The questions were very good and I thought it would be useful to post these for future reference. The paper looked at Bayesian and optimisation approaches for learning sparse models. For Bayesian models, we advocated the use of spike-and-slab sparse models and specified an adapted latent Gaussian model with an additional set of discrete latent variables to specify when a latent dimension is sparse or not. This allows exact zeroes in the Bayesian sampling and improved performance in many settings. Three questions that came up were:
Rationale for the latent variable sampling scheme
There are many approaches to dealing with the spike z, and slab v, in MCMC:
- We could do naive sampling: sample Z conditioned on V, and then V conditioned on Z.
- We could sample Z integrating out V (which is what we show in eqs 5 and 6).
- Other joint sampling, such as sampling V first (integrating Z).
All three have been shown in other contexts and when a collapsed or uncollapsed method is best depends on the complexity of the model and the data being used, but none form a standard approach. Approach 3 would involve summing over all combinations of the discrete latent variables, and hence we did not follow this route. We tried both approaches 1 and 2 (both collapsed and uncollapsed versions of the sampler), and we found the collapsed version quickly informs us of the state of the slab overall, and gave better performance (and makes intuitive sense since we account for the variation and dependency on the slab components). For other variables we wanted better performance than standard MH, and went with the slice sampler since our experience is that slice sampling generates smarter proposals and is straightforward to implement.
What does recovering the true sparsity mean for MCMC? Do you report a single sample or an average of samples?
I think in this case I ran the sampler to convergence and used a set of samples (thinned to provide independent samples) and for each I computed the sparsity of the reconstruction (this is how I got the error bars). An average of the samples will not be sparse. If we are computing predictive probabilities, we make use of each sparse sample in the computation and this is not a problem. For interpretation, this is more difficult. We can always make use of the most likely sample in interpretation (but this is not appealing, since we could have achieved this using a MAP estimate). It would be better to make use of a small set of samples, making interpretations of each sample and comparing them to each other to gain insight into the variation in your interpretation. As a further thought, for interpretation I think it might make sense to also infer the latent means and covariances of the latent variables (rather than interpret the latent variables directly) - but this would be a model that is a bit more involved, by replacing the prior on the slab and not just using independent Bernoullis, but using a more complex structure - maybe a set of auto-regressive Bernoullis, or a further latent-Gaussian model.

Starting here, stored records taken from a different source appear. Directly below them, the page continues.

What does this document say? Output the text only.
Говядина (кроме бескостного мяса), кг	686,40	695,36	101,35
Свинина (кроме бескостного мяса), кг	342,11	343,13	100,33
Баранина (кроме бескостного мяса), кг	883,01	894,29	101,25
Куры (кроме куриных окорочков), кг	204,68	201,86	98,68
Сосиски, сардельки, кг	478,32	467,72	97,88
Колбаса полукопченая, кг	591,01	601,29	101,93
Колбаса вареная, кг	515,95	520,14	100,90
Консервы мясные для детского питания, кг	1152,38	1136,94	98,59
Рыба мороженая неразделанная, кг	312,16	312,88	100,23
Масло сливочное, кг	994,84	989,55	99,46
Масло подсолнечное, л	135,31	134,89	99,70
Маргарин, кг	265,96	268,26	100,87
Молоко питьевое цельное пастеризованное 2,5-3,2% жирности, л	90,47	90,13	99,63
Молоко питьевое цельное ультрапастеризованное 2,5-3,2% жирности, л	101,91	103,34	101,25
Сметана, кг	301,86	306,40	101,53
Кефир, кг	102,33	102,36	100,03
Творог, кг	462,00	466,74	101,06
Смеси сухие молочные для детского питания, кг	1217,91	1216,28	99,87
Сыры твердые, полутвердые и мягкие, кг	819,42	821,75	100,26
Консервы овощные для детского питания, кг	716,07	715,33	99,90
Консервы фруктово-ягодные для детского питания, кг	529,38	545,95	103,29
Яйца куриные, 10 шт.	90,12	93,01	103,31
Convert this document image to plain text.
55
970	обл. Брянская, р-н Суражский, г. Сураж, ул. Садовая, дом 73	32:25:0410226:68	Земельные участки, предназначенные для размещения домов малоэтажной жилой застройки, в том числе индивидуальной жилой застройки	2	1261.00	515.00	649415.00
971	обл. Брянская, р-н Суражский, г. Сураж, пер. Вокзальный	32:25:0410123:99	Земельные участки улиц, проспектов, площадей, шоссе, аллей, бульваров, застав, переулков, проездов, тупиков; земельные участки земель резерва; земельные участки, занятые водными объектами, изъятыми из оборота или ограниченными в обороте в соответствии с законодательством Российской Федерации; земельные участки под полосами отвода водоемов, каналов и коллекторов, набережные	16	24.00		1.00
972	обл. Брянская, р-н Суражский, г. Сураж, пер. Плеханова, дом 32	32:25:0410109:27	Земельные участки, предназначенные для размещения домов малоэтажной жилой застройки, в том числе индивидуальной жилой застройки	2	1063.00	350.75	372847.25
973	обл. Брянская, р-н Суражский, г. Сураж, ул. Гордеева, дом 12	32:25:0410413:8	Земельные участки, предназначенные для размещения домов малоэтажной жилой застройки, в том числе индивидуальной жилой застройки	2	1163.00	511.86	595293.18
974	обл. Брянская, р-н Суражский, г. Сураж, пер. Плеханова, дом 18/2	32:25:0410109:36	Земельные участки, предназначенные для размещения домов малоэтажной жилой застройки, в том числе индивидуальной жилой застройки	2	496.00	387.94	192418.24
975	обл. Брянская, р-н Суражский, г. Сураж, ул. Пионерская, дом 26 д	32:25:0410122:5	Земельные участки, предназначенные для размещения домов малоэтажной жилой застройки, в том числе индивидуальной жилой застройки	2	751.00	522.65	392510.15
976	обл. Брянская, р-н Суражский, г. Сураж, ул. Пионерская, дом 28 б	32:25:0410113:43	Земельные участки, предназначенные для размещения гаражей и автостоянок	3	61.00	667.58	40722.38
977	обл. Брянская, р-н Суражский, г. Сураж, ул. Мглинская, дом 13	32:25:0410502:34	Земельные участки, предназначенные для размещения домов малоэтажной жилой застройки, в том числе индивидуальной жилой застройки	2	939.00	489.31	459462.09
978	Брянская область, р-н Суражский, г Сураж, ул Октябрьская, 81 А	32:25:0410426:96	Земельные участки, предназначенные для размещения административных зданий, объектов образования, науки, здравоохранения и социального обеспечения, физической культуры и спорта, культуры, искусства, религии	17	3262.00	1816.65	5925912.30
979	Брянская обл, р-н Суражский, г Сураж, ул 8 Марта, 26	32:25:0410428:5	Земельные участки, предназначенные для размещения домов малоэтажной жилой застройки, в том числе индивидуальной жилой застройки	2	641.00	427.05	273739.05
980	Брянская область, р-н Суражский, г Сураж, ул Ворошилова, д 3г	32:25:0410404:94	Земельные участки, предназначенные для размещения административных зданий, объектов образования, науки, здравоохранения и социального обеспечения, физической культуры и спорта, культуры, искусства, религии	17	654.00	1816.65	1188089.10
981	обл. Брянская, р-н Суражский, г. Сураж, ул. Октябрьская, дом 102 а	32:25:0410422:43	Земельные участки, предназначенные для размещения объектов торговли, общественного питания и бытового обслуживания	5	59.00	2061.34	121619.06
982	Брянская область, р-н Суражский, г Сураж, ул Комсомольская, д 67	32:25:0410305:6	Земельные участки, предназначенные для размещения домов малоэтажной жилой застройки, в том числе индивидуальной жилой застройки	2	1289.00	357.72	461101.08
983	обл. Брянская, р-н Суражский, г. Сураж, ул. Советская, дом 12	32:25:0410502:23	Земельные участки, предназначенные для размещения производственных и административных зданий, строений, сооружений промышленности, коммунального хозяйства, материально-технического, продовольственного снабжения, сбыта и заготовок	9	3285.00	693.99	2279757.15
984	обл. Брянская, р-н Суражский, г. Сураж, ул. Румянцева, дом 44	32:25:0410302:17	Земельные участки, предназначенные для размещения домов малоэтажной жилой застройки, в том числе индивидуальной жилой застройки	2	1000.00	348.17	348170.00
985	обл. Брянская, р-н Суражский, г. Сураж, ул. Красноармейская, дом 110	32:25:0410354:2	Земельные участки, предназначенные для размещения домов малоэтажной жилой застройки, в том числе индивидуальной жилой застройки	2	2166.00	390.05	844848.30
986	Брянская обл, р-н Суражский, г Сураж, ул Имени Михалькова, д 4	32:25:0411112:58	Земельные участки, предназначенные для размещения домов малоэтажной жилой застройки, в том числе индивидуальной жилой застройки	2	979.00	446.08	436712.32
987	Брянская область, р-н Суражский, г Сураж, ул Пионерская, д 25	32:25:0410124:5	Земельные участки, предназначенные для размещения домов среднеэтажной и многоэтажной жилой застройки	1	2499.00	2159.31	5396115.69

Scalability for high-dimensional data (~105 dimensions)
Even for high-dimensional data, the key bottleneck is in the sampling of the latent variables (z and v). The dimenisonality of these latent variables is typically much, much smaller than the dimensionality of the data, so even in these settings MCMC can be a good candidate. We tried experiments to show that in both cases of n>p and p>n, a sparse Bayesian approach is applicable and can produce good results, though we have not experimented with data sets of the scale you are faced with. That said, mcmc will struggle with mixing in high-dimensional cases, due to difficulty exploring the combinatorial space of the sparse latent vectors. This aspect is something we are looking into. One approach is to make use of approximate Bayesian inference methods (variational methods or EP). These approaches can be parallelisable in some settings e.g., by splitting the data across processors and maintaining a shared posterior over the latent variables, like that we described for latent-Gaussian models [cite key="parallelIBP"]. If we give up on fully Bayesian inference then we could instead compute a MAP estimate of the latent variables (and would be easier for interpretation) and compute the posterior only on the model parameters (theta) (potentially exploiting ideas such as submodularity, [cite key="submodularIBP"]). This is an important question and one we continue to work on.